Private John Moyse was a British soldier of the 3rd (East Kent) Regiment who according to popular legend was captured by Chinese soldiers during the Second Opium War and later was executed for refusing to prostrate himself before the Chinese general. This alleged act of defiance was later immortalised in The Private of the Buffs, a poem by Sir Francis Hastings Doyle.

==Historical background==
The Second Opium War (1856–1860) was fought to guarantee European sovereignty of the seas after a Chinese-owned and British-registered ship, The Arrow, was seized in 1856 for being involved in smuggling and piracy. Since it had been flying the British Ensign, the British government pressed for an apology. They allied with France and Russia and invaded China from 1857 to 1858. In 1858, China sued for peace and agreed to the Treaty of Tientsin, which allowed the creation of French and English embassies in Beijing, and the Treaty of Aigun, which redrew Russia's border with China.

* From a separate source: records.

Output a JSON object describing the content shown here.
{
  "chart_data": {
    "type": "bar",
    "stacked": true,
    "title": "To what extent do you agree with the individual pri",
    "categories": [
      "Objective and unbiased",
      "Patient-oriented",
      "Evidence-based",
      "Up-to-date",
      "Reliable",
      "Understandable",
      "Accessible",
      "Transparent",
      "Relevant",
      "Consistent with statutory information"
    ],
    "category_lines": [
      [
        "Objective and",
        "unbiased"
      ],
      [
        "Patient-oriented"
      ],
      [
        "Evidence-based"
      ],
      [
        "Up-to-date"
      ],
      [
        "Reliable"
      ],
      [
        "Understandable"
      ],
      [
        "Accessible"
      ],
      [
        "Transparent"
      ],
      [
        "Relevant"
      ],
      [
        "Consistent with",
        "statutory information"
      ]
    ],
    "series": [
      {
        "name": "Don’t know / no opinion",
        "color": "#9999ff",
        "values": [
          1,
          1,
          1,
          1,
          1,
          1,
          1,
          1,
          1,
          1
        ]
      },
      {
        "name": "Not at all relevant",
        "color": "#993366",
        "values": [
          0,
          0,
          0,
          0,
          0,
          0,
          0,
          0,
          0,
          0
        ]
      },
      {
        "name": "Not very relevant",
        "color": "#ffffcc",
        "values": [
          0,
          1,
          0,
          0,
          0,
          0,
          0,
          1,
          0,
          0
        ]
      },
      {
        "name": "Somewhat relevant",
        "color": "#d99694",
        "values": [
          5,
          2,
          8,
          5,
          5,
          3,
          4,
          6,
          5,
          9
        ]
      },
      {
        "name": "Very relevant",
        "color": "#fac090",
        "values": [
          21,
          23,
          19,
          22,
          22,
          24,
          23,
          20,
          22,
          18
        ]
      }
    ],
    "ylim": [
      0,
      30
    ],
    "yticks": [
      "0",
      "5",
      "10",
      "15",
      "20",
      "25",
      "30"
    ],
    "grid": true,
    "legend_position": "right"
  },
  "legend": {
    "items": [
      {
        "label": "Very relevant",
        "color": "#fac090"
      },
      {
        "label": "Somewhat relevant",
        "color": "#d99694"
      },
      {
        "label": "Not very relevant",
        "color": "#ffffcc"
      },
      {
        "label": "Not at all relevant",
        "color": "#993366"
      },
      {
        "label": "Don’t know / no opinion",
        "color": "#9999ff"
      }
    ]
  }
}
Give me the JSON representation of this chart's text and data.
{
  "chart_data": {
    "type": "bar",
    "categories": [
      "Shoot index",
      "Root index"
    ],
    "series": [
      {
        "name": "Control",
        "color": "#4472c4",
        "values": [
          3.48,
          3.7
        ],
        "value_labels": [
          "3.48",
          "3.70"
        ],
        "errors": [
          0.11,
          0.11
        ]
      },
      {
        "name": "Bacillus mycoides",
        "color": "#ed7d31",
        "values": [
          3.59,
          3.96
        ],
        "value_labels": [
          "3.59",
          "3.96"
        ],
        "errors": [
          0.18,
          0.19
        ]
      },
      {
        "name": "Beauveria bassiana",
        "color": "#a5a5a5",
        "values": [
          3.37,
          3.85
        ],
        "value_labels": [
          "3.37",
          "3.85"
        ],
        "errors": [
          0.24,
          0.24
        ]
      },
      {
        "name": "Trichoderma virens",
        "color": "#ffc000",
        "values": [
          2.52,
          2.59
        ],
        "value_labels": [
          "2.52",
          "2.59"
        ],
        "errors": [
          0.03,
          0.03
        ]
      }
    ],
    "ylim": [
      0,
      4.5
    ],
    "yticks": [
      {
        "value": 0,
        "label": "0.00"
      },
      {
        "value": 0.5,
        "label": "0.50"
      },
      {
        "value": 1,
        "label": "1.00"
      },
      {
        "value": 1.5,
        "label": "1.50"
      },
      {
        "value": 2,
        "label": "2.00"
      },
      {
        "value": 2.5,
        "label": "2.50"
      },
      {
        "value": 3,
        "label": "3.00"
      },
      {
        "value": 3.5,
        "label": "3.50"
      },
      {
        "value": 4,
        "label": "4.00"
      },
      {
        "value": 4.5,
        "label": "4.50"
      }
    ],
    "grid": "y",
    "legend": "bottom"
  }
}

In 1859, after China repudiated the Treaty of Tientsin, the war continued. A naval force under the command of Admiral Sir James Hope shelled the forts guarding the mouth of the Peiho river. It was damaged and withdrew under the cover of fire from a naval squadron commanded by Commodore Josiah Tattnall.

In 1860, an Anglo-French army gathered at Hong Kong and then carried out a landing at Pei Tang on 3 August, and a successful assault on the Taku Forts on 21 August. On the march to Beijing the Anglo-French forces pushed aside several Manchu military units but the fighting was limited.

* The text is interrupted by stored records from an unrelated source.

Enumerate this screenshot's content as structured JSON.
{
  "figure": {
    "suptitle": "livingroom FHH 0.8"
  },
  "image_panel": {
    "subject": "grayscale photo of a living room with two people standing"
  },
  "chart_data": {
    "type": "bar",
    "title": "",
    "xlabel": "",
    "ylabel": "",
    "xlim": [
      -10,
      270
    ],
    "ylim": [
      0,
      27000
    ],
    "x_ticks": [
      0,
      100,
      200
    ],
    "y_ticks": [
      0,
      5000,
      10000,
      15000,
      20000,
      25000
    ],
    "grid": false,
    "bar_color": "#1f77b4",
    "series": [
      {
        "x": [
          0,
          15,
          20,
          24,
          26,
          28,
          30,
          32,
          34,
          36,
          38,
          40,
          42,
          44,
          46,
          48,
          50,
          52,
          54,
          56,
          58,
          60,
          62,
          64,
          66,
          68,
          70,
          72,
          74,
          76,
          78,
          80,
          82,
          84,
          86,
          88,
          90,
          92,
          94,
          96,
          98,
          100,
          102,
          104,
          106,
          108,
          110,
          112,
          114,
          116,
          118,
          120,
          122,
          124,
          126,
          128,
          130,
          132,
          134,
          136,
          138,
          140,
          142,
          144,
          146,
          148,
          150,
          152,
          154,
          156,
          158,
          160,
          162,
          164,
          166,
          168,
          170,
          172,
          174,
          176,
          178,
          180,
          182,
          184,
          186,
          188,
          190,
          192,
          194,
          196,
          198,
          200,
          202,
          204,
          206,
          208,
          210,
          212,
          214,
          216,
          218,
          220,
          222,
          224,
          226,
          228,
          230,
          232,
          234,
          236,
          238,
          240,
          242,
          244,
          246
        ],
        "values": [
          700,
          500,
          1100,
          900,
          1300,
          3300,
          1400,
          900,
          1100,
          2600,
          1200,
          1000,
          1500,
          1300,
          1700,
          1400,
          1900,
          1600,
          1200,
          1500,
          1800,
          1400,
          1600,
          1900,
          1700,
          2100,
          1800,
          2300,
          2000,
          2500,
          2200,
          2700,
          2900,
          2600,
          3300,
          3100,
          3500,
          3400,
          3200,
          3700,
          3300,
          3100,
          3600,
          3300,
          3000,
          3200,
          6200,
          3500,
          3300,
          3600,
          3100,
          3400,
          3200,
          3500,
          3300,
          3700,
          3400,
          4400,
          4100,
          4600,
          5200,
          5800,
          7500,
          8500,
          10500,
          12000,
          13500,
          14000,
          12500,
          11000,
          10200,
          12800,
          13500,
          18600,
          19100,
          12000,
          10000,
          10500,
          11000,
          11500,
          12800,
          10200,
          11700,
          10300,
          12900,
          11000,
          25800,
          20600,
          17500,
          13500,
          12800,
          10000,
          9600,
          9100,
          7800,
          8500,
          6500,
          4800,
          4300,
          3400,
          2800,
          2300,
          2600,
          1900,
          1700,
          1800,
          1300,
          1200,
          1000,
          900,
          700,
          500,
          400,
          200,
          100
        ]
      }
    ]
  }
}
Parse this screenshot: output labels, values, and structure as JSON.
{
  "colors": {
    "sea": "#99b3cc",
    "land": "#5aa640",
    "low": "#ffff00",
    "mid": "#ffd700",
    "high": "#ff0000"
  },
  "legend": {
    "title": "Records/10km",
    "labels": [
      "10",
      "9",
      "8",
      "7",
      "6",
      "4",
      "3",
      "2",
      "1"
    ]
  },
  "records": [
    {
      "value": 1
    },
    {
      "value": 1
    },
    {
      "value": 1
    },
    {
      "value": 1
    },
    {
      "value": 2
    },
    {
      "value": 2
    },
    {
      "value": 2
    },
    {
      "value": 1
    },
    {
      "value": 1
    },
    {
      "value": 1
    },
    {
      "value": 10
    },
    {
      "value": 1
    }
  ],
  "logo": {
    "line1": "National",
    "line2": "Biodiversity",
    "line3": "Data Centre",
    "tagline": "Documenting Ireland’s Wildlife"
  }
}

=="The Private of the Buffs"==
On 13 August 1860 during the march on the Taku Forts, a party of Sikh sappers and some laborers transporting their column's rum rations were captured by a force of Tartar cavalry. Among them was Private John Moyse of the 3rd (East Kent) Regiment, also known as "The Buffs", and an unnamed sergeant of the 44th (East Essex) Regiment.

The next day the prisoners were brought before a local mandarin and were ordered to kow-tow, under penalty of torture or execution if they did not comply. Private Moyse alone refused and was savagely beaten and then beheaded, his body afterwards thrown on a dungheap. He was his regiment's only casualty in the fighting.

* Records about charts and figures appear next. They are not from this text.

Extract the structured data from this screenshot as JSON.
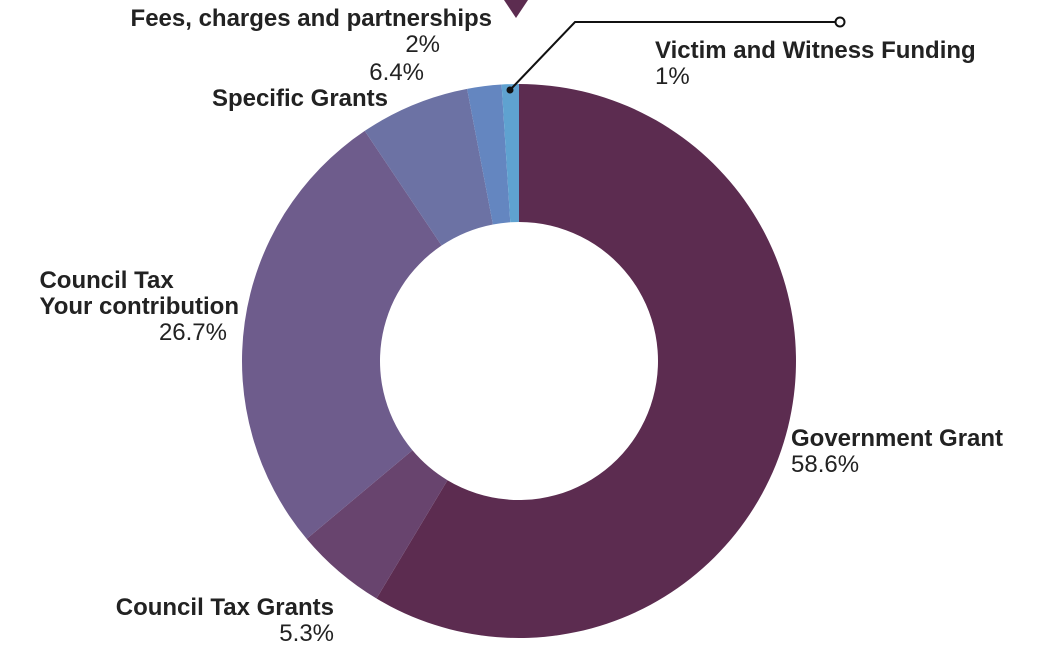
{
  "chart_data": {
    "type": "pie",
    "donut": true,
    "start_position": "top",
    "direction": "clockwise",
    "slices": [
      {
        "label": "Government Grant",
        "value": 58.6,
        "value_label": "58.6%",
        "color": "#5c2c50"
      },
      {
        "label": "Council Tax Grants",
        "value": 5.3,
        "value_label": "5.3%",
        "color": "#68446e"
      },
      {
        "label": "Council Tax\nYour contribution",
        "label_lines": [
          "Council Tax",
          "Your contribution"
        ],
        "value": 26.7,
        "value_label": "26.7%",
        "color": "#6e5c8c"
      },
      {
        "label": "Specific Grants",
        "value": 6.4,
        "value_label": "6.4%",
        "color": "#6c72a4"
      },
      {
        "label": "Fees, charges and partnerships",
        "value": 2,
        "value_label": "2%",
        "color": "#6486c0"
      },
      {
        "label": "Victim and Witness Funding",
        "value": 1,
        "value_label": "1%",
        "color": "#5fa2d0"
      }
    ],
    "leader_color": "#111111",
    "decoration_color": "#5c2c50"
  }
}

The cause of his refusal has been a subject of much dispute. The popular story was that it was on the grounds that it would disgrace his country. However, it has been surmised that Moyse, who had a history of insubordination, refused out of personal pride and stubbornness. When the prisoners were released a week later, their tale of Moyse's bravery spread through the army.

His act of defiance was later celebrated in The Private of the Buffs, a poem by Sir Francis Hastings Doyle. The poem refers to Moyse as a newly recruited young Kentish farm boy. His origin is not known for certain, however. The poem was written on the strength of newspaper reports, and it is likely that Doyle was unaware of the discrepancies.

==The historical sources==
Despite the report in The Times, there is some question as to whether the incident took place as popularly supposed. Garnet Wolseley, who was present at the taking of the Taku forts, insists that "The man belonging to the Buffs was either killed, or 'died of drink,' as the Chinese say." The source of the information—a soldier in the 44th Regiment—was, according to Wolseley, not reliable. "His mind, indeed, seemed to be unbalanced, as in addition to the untruths he told, he talked utter nonsense about what he pretended he had overheard his captors say."

D.F. Rennie, a doctor with the British troops, also denies that the incident took place. The Manchester Times reprinted Rennie's account on 2 December 1865, with the conclusion
Thus, it would seem that this unfortunate man, who, through the romancing propensities of his comrade of the 44th, and the ready ear for 'sensationalism of the Times correspondent, was believed by the deluded British public to have been decapitated because he would not kow-tow to Sang-ko-lin-sin, died without ever seeing that personage at all."